The early acting years of Karen Grassle
Following high school, Grassle attended the University of California, Berkeley, graduating with BA degrees in Dramatic Art and English in the mid-1960s. According to the Little House on the Prairie website, upon receiving a Fulbright Grant to study theatre arts, Grassle attended the London Academy of Music and Dramatic Art. She made her Broadway debut in 1968, in The Gingham Dog, which opened doors for more stage roles, according to Biography.
More than a decade later when returning from England where she worked with a Shakespeare production company, Grassle was asked to audition for a movie which later fell through. Finding herself in Los Angeles and out of work, her agent suggested she read for the part in a new television series, the mother of a pioneer family set in the late 19th century.
Grassle admitted to not being much of a TV-fan and knew little about Landon, who was starring in the new series, according to Fox News. However, she went to the audition. “They’d seen everyone in Hollywood who was right for the part,” she exclaimed. “They were down to the wire because they cast everyone else. After I read my second scene with Mike, he leaped up like a jack-in-the-box and said, ‘Bring her to wardrobe!’”
Once approved by NBC, Grassle was on her way to becoming one of the most beloved moms on television for a decade.
Single at the time and childless, Grassle found herself an on-screen family complete with husband, Charles (Landon), and three daughters, Mary (Melissa Sue Anderson), Laura (Melissa Gilbert), and Carrie (Rachel Lindsay Greenbush and Sidney Greenbush). Her character, “Ma,” later gave birth on the show to the Ingalls’s fourth daughter, Grace (Brenda Turnbaugh and Wendi Turnbaugh).

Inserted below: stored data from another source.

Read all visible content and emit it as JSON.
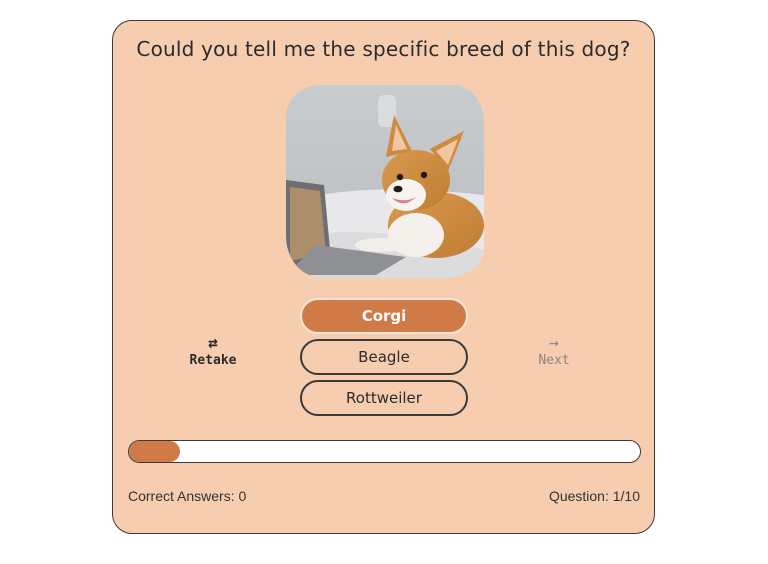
{
  "quiz": {
    "question": "Could you tell me the specific breed of this dog?",
    "answers": [
      {
        "label": "Corgi",
        "selected": true
      },
      {
        "label": "Beagle",
        "selected": false
      },
      {
        "label": "Rottweiler",
        "selected": false
      }
    ],
    "retake": {
      "label": "Retake",
      "icon": "repeat-icon"
    },
    "next": {
      "label": "Next",
      "icon": "arrow-right-icon",
      "enabled": false
    },
    "progress_fraction": 0.1,
    "correct_answers_label": "Correct Answers: 0",
    "question_counter_label": "Question: 1/10"
  },
  "colors": {
    "card_background": "#f7cdb0",
    "accent": "#d07a48",
    "border": "#3a3a3a",
    "disabled_text": "#8a8580"
  }
}
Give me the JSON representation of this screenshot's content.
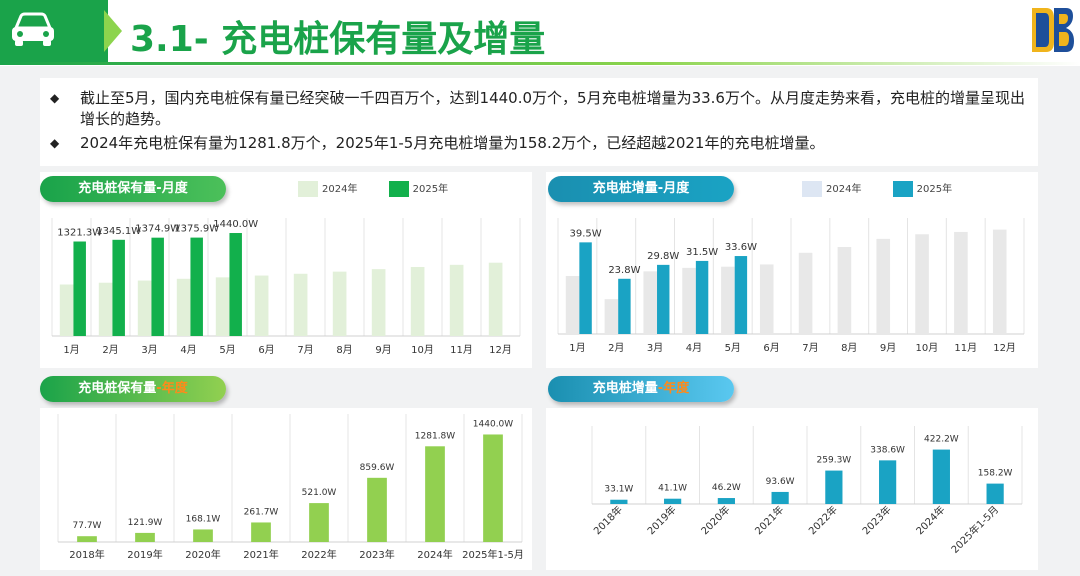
{
  "page": {
    "title": "3.1- 充电桩保有量及增量",
    "bullets": [
      "截止至5月，国内充电桩保有量已经突破一千四百万个，达到1440.0万个，5月充电桩增量为33.6万个。从月度走势来看，充电桩的增量呈现出增长的趋势。",
      "2024年充电桩保有量为1281.8万个，2025年1-5月充电桩增量为158.2万个，已经超越2021年的充电桩增量。"
    ],
    "bullet_symbol": "◆"
  },
  "chart_data": [
    {
      "type": "bar",
      "title": "充电桩保有量-月度",
      "categories": [
        "1月",
        "2月",
        "3月",
        "4月",
        "5月",
        "6月",
        "7月",
        "8月",
        "9月",
        "10月",
        "11月",
        "12月"
      ],
      "series": [
        {
          "name": "2024年",
          "color": "#e2f0d9",
          "values": [
            720,
            745,
            775,
            800,
            820,
            845,
            870,
            900,
            935,
            965,
            995,
            1025
          ]
        },
        {
          "name": "2025年",
          "color": "#12b04c",
          "values": [
            1321.3,
            1345.1,
            1374.9,
            1375.9,
            1440.0,
            null,
            null,
            null,
            null,
            null,
            null,
            null
          ],
          "labels": [
            "1321.3W",
            "1345.1W",
            "1374.9W",
            "1375.9W",
            "1440.0W"
          ]
        }
      ],
      "ylim": [
        0,
        1650
      ],
      "legend": "top"
    },
    {
      "type": "bar",
      "title": "充电桩增量-月度",
      "categories": [
        "1月",
        "2月",
        "3月",
        "4月",
        "5月",
        "6月",
        "7月",
        "8月",
        "9月",
        "10月",
        "11月",
        "12月"
      ],
      "series": [
        {
          "name": "2024年",
          "color": "#e8e8e8",
          "values": [
            25,
            15,
            27,
            28.5,
            29,
            30,
            35,
            37.5,
            41,
            43,
            44,
            45
          ]
        },
        {
          "name": "2025年",
          "color": "#1aa3c4",
          "values": [
            39.5,
            23.8,
            29.8,
            31.5,
            33.6,
            null,
            null,
            null,
            null,
            null,
            null,
            null
          ],
          "labels": [
            "39.5W",
            "23.8W",
            "29.8W",
            "31.5W",
            "33.6W"
          ]
        }
      ],
      "ylim": [
        0,
        50
      ],
      "legend": "top"
    },
    {
      "type": "bar",
      "title": "充电桩保有量-年度",
      "title_parts": [
        "充电桩保有量",
        "-年度"
      ],
      "categories": [
        "2018年",
        "2019年",
        "2020年",
        "2021年",
        "2022年",
        "2023年",
        "2024年",
        "2025年1-5月"
      ],
      "values": [
        77.7,
        121.9,
        168.1,
        261.7,
        521.0,
        859.6,
        1281.8,
        1440.0
      ],
      "labels": [
        "77.7W",
        "121.9W",
        "168.1W",
        "261.7W",
        "521.0W",
        "859.6W",
        "1281.8W",
        "1440.0W"
      ],
      "color": "#92d050",
      "ylim": [
        0,
        1500
      ]
    },
    {
      "type": "bar",
      "title": "充电桩增量-年度",
      "title_parts": [
        "充电桩增量",
        "-年度"
      ],
      "categories": [
        "2018年",
        "2019年",
        "2020年",
        "2021年",
        "2022年",
        "2023年",
        "2024年",
        "2025年1-5月"
      ],
      "values": [
        33.1,
        41.1,
        46.2,
        93.6,
        259.3,
        338.6,
        422.2,
        158.2
      ],
      "labels": [
        "33.1W",
        "41.1W",
        "46.2W",
        "93.6W",
        "259.3W",
        "338.6W",
        "422.2W",
        "158.2W"
      ],
      "color": "#1aa3c4",
      "ylim": [
        0,
        450
      ]
    }
  ],
  "colors": {
    "brand_green": "#1aa34a",
    "brand_teal": "#1aa3c4",
    "highlight": "#ff8a1a"
  },
  "icons": {
    "header": "car-icon",
    "logo": "db-logo-icon"
  }
}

At first, Grassle found Landon, who also directed nearly one-half of the show’s episodes, “a very hard worker and he could be quite moody,” she said. Despite finding inequities in her pay, Grassle said she and Landon became good friends.
Grassle based her role on her own mother. From reading the Little House books, she learned that Caroline was “tough and sturdy,” as was her mother. “I took her character, strength, and wisdom and infused Caroline with that,” she shared.
She had an immediate connection with the actors who portrayed her daughters, especially with Gilbert, making her role easier from the onset. “The two Melissas [Gilbert and Anderson] were unbelievably well cast,” she said. “The kids were all really good.”
‘A New Beginning’
Despite its popularity, as the Ingalls family grew up, Little House ratings went down. The Ingalls family members were each moving in their own direction, and Landon decided it was time for him to stop acting in the series. ‘Pa’ and ‘Ma’ moved on and a new name came to the show, Little House: A New Beginning,” with a focus on the younger generation.
Grassle’s part was retired in 1982. Following, Grassle could be seen in guest appearance roles on TV from time to time, but she wanted to get back to the theatre. She helped found a Santa Fe, New Mexico theatre company, and toured in a variety of shows including a 2007 tour of Driving Miss Daisy. Now at 78, Grassle resides in the San Francisco Bay Area and stays involved in local theatre.